By Ma. Stella F. Arnaldo / Special to the BusinessMirror
NESTOR A. Espenilla Jr. formally took over the reins of the Bangko Sentral ng Pilipinas (BSP) as governor on Monday, and pushed for the further liberalization of the banking sector, more financial inclusion, and a legislative agenda that would strengthen the institution and its protection of the financial system.
He also warned on “sources of vulnerabilities” that may erode the country’s economic gains, at the turnover ceremony at the BSP General Assembly Hall, which was packed to the rafters with employees eager to hear from their new boss. He takes over from career central banker Amando M. Tetangco Jr., who has been with the institution for 43 years and was its governor since 2005.

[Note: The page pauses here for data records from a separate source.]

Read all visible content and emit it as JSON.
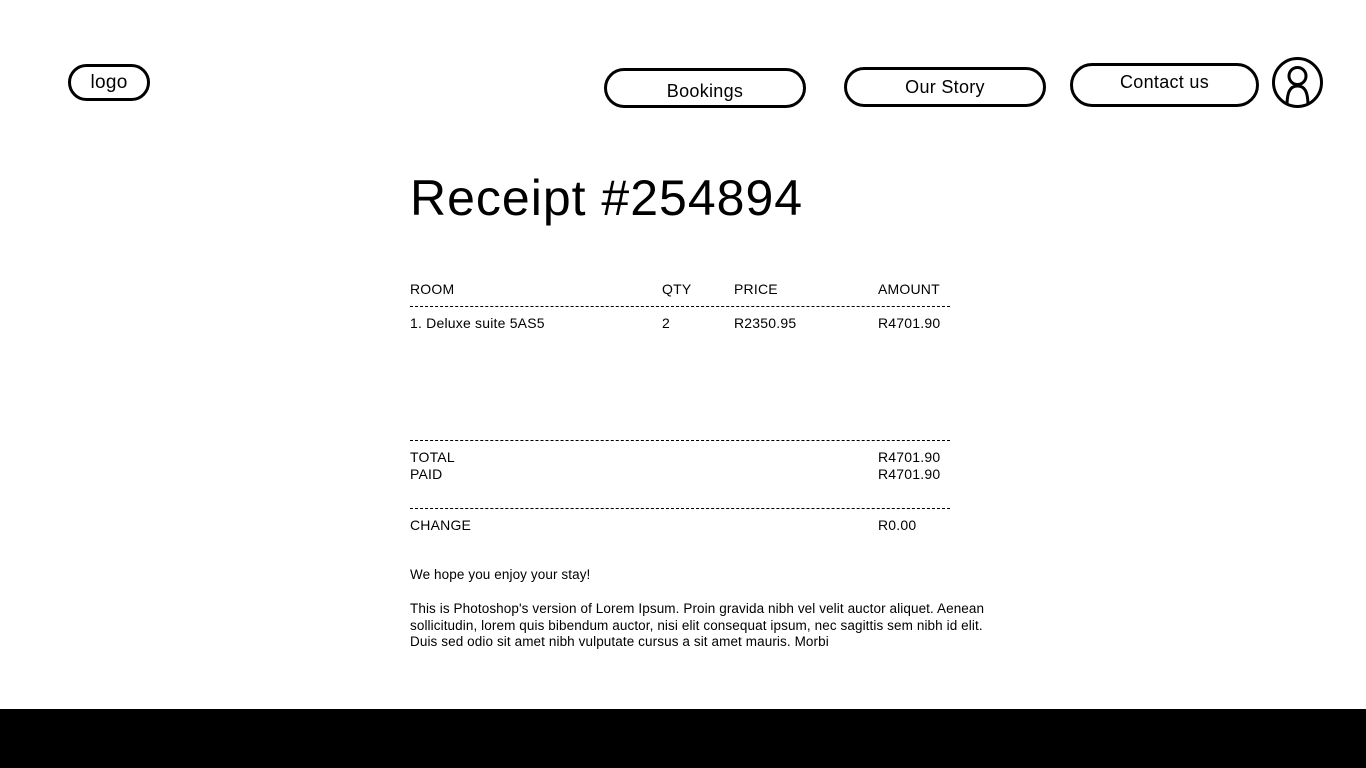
{
  "header": {
    "logo_label": "logo",
    "nav": {
      "bookings": "Bookings",
      "our_story": "Our Story",
      "contact": "Contact us"
    },
    "avatar_icon": "user-icon"
  },
  "receipt": {
    "title": "Receipt #254894",
    "columns": {
      "room": "ROOM",
      "qty": "QTY",
      "price": "PRICE",
      "amount": "AMOUNT"
    },
    "items": [
      {
        "room": "1. Deluxe suite 5AS5",
        "qty": "2",
        "price": "R2350.95",
        "amount": "R4701.90"
      }
    ],
    "totals": {
      "total_label": "TOTAL",
      "total_value": "R4701.90",
      "paid_label": "PAID",
      "paid_value": "R4701.90",
      "change_label": "CHANGE",
      "change_value": "R0.00"
    },
    "message": "We hope you enjoy your stay!",
    "lorem": "This is Photoshop's version of Lorem Ipsum. Proin gravida nibh vel velit auctor aliquet. Aenean sollicitudin, lorem quis bibendum auctor, nisi elit consequat ipsum, nec sagittis sem nibh id elit. Duis sed odio sit amet nibh vulputate cursus a sit amet mauris. Morbi"
  },
  "colors": {
    "background": "#ffffff",
    "ink": "#000000",
    "footer": "#000000"
  }
}
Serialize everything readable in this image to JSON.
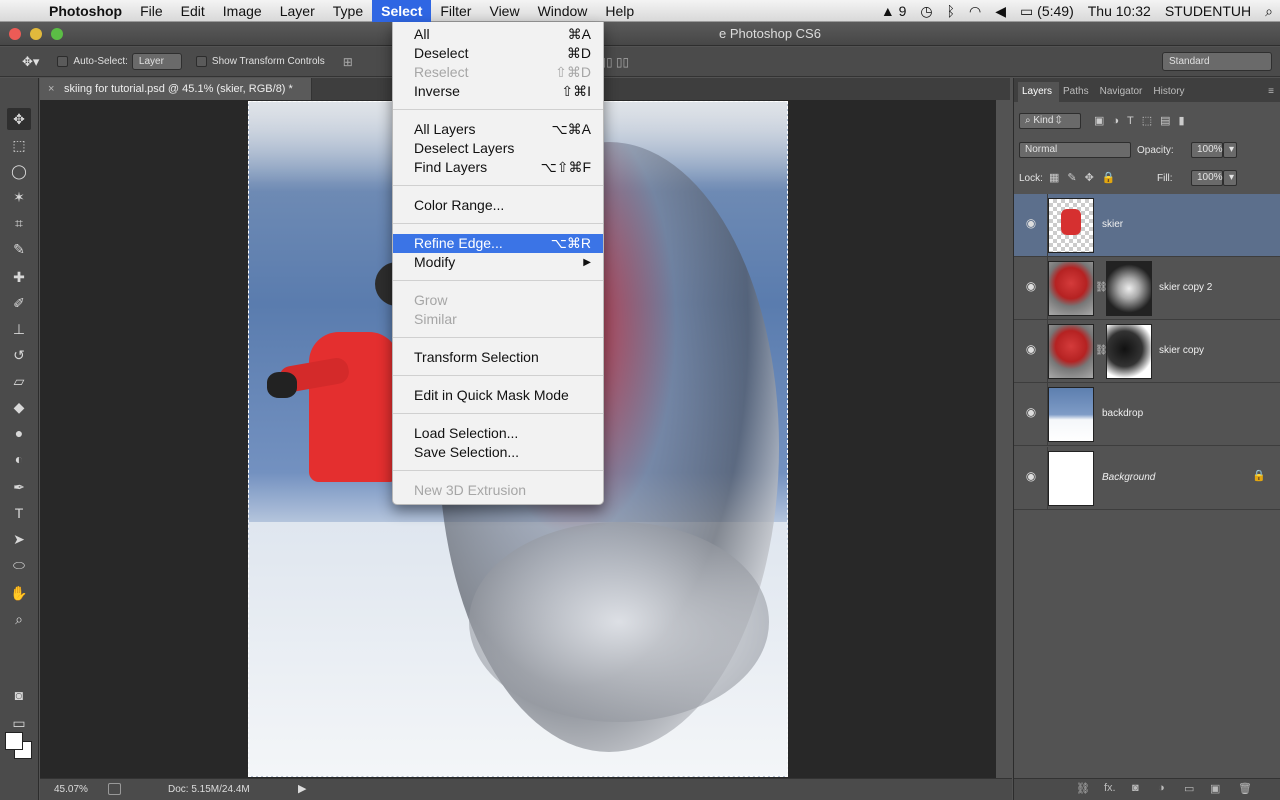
{
  "menubar": {
    "app": "Photoshop",
    "items": [
      "File",
      "Edit",
      "Image",
      "Layer",
      "Type",
      "Select",
      "Filter",
      "View",
      "Window",
      "Help"
    ],
    "active": "Select",
    "status": {
      "adobe_count": "9",
      "battery": "(5:49)",
      "clock": "Thu 10:32",
      "user": "STUDENTUH"
    }
  },
  "window": {
    "title": "e Photoshop CS6"
  },
  "options": {
    "auto_select_label": "Auto-Select:",
    "auto_select_value": "Layer",
    "show_transform_label": "Show Transform Controls",
    "workspace": "Standard"
  },
  "document": {
    "tab_title": "skiing for tutorial.psd @ 45.1% (skier, RGB/8) *"
  },
  "select_menu": {
    "items": [
      {
        "label": "All",
        "shortcut": "⌘A",
        "enabled": true
      },
      {
        "label": "Deselect",
        "shortcut": "⌘D",
        "enabled": true
      },
      {
        "label": "Reselect",
        "shortcut": "⇧⌘D",
        "enabled": false
      },
      {
        "label": "Inverse",
        "shortcut": "⇧⌘I",
        "enabled": true
      },
      {
        "label": "All Layers",
        "shortcut": "⌥⌘A",
        "enabled": true
      },
      {
        "label": "Deselect Layers",
        "shortcut": "",
        "enabled": true
      },
      {
        "label": "Find Layers",
        "shortcut": "⌥⇧⌘F",
        "enabled": true
      },
      {
        "label": "Color Range...",
        "shortcut": "",
        "enabled": true
      },
      {
        "label": "Refine Edge...",
        "shortcut": "⌥⌘R",
        "enabled": true,
        "highlighted": true
      },
      {
        "label": "Modify",
        "shortcut": "▶",
        "enabled": true
      },
      {
        "label": "Grow",
        "shortcut": "",
        "enabled": false
      },
      {
        "label": "Similar",
        "shortcut": "",
        "enabled": false
      },
      {
        "label": "Transform Selection",
        "shortcut": "",
        "enabled": true
      },
      {
        "label": "Edit in Quick Mask Mode",
        "shortcut": "",
        "enabled": true
      },
      {
        "label": "Load Selection...",
        "shortcut": "",
        "enabled": true
      },
      {
        "label": "Save Selection...",
        "shortcut": "",
        "enabled": true
      },
      {
        "label": "New 3D Extrusion",
        "shortcut": "",
        "enabled": false
      }
    ]
  },
  "status_bar": {
    "zoom": "45.07%",
    "doc_size": "Doc: 5.15M/24.4M"
  },
  "layers_panel": {
    "tabs": [
      "Layers",
      "Paths",
      "Navigator",
      "History"
    ],
    "kind_label": "Kind",
    "blend_mode": "Normal",
    "opacity_label": "Opacity:",
    "opacity": "100%",
    "lock_label": "Lock:",
    "fill_label": "Fill:",
    "fill": "100%",
    "layers": [
      {
        "name": "skier",
        "selected": true
      },
      {
        "name": "skier copy 2",
        "selected": false
      },
      {
        "name": "skier copy",
        "selected": false
      },
      {
        "name": "backdrop",
        "selected": false
      },
      {
        "name": "Background",
        "selected": false,
        "locked": true
      }
    ]
  },
  "colors": {
    "menu_highlight": "#3b74e6",
    "panel_bg": "#535353",
    "selected_layer": "#5c6f8c"
  }
}
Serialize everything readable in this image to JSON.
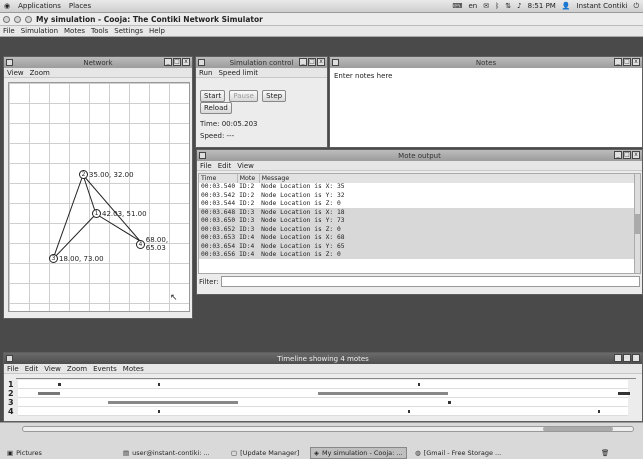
{
  "topbar": {
    "menus": [
      "Applications",
      "Places"
    ],
    "lang": "en",
    "clock": "8:51 PM",
    "user": "Instant Contiki"
  },
  "app": {
    "title": "My simulation - Cooja: The Contiki Network Simulator",
    "menus": [
      "File",
      "Simulation",
      "Motes",
      "Tools",
      "Settings",
      "Help"
    ]
  },
  "network": {
    "title": "Network",
    "menus": [
      "View",
      "Zoom"
    ],
    "nodes": [
      {
        "id": "2",
        "label": "2 35.00, 32.00"
      },
      {
        "id": "1",
        "label": "1 42.03, 51.00"
      },
      {
        "id": "4",
        "label": "4 68.00, 65.03"
      },
      {
        "id": "3",
        "label": "3 18.00, 73.00"
      }
    ]
  },
  "simcontrol": {
    "title": "Simulation control",
    "menus": [
      "Run",
      "Speed limit"
    ],
    "start": "Start",
    "pause": "Pause",
    "step": "Step",
    "reload": "Reload",
    "time": "Time: 00:05.203",
    "speed": "Speed: ---"
  },
  "notes": {
    "title": "Notes",
    "placeholder": "Enter notes here"
  },
  "moteoutput": {
    "title": "Mote output",
    "menus": [
      "File",
      "Edit",
      "View"
    ],
    "headers": [
      "Time",
      "Mote",
      "Message"
    ],
    "rows": [
      [
        "00:03.540",
        "ID:2",
        "Node Location is X: 35"
      ],
      [
        "00:03.542",
        "ID:2",
        "Node Location is Y: 32"
      ],
      [
        "00:03.544",
        "ID:2",
        "Node Location is Z: 0"
      ],
      [
        "00:03.648",
        "ID:3",
        "Node Location is X: 18"
      ],
      [
        "00:03.650",
        "ID:3",
        "Node Location is Y: 73"
      ],
      [
        "00:03.652",
        "ID:3",
        "Node Location is Z: 0"
      ],
      [
        "00:03.653",
        "ID:4",
        "Node Location is X: 68"
      ],
      [
        "00:03.654",
        "ID:4",
        "Node Location is Y: 65"
      ],
      [
        "00:03.656",
        "ID:4",
        "Node Location is Z: 0"
      ]
    ],
    "filter_label": "Filter:"
  },
  "timeline": {
    "title": "Timeline showing 4 motes",
    "menus": [
      "File",
      "Edit",
      "View",
      "Zoom",
      "Events",
      "Motes"
    ],
    "rows": [
      "1",
      "2",
      "3",
      "4"
    ]
  },
  "taskbar": {
    "items": [
      "Pictures",
      "user@instant-contiki: ...",
      "[Update Manager]",
      "My simulation - Cooja: ...",
      "[Gmail - Free Storage ..."
    ]
  }
}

The day was also a celebration for the monetary institution, whose anniversary falls on July 3, after its establishment 24 years ago under the New Central Bank Act of 1993.
Prior to the turnover ceremony at the BSP, Finance Secretary Carlos G. Dominguez III, representing President Duterte, administered the oath of office to Espenilla.
Dominguez also swore into office Monetary Board members: former banker and Trade Secretary Peter B. Favila; former Socioeconomic Planning Secretary Felipe Medalla; and former banker Antonio Abacan Jr. Favila served as national government representative to the Monetary Board in 2008 and became a full-time Monetary Board member from 2010 to 2014. Medalla, was reappointed to a second term at the Monetary Board.
During his speech, Espenilla said his priorities include “an even more market-oriented” monetary policy, liberalization of the banking sector to open it up to further competition and promote efficiency among institutions, and pushing for legislation to “amend the BSP Charter, the passage of the Payment System Act and the Islamic Banking Act, and the easing of the deposit secrecy laws. We also join the initiative for the further strengthening of the Anti-Money Laundering Act to win the fight against money laundering and terrorist financing and thus secure the integrity of our financial system”.
Also, he would further push the BSP’s financial inclusion advocacy, to enable more people to benefit from the economic growth, with the creation of more jobs. “We need to work on bringing central banking operations closer to the people. This would entail strengthening our commitment to advance our financial inclusion, financial education and consumer protection agenda to ensure that no one is left behind,” stressed Espenilla, who also chairs the policy-making Monetary Board.
While acknowledging the low-inflation, high-growth environment fostered by the deft handling of monetary policy, the BSP governor warned of uncertainties in global economic policy that could undermine the country’s growth prospects.
“We have to be prepared, as well, for the seemingly imminent wind-down of ultra-easy monetary policies in advanced economies. We need to be mindful of such events and their potentially far-reaching consequences since these could undermine our economic performance and disrupt our carefully laid plans,” he said.
He, likewise, mentioned innovations in technology and communication that could disrupt the financial system. “Digital innovation is rapidly reshaping financial services as we know it to serve a new breed of financial consumers who are young, upwardly mobile, technology-savvy and have exacting demands for the convenient delivery of financial products and services.
“The role of social media, particularly as an information channel, has likewise accelerated, highlighting the speed at which information, both good and bad news, and perhaps even fake news, can spread at an unprecedented speed. We cannot also be blind to the dark specter of cybercrime that can quickly undermine trust in our financial system. There is no substitute for eternal vigilance, proactive action and public education. We are all in this together,” he told BSP employees.
Espenilla has been with the BSP since 1981 and has worked in Economic Research, International Operations and in the Office of the Governor. He was seconded to the International Monetary Fund from 1990 to 1992.
He earned a bachelor of science degree in business economics and a master’s degree in business administration from the University of the Philippines, as well as a masters of science degree in policy science from the Graduate Institute of Policy Science in Tokyo, Japan.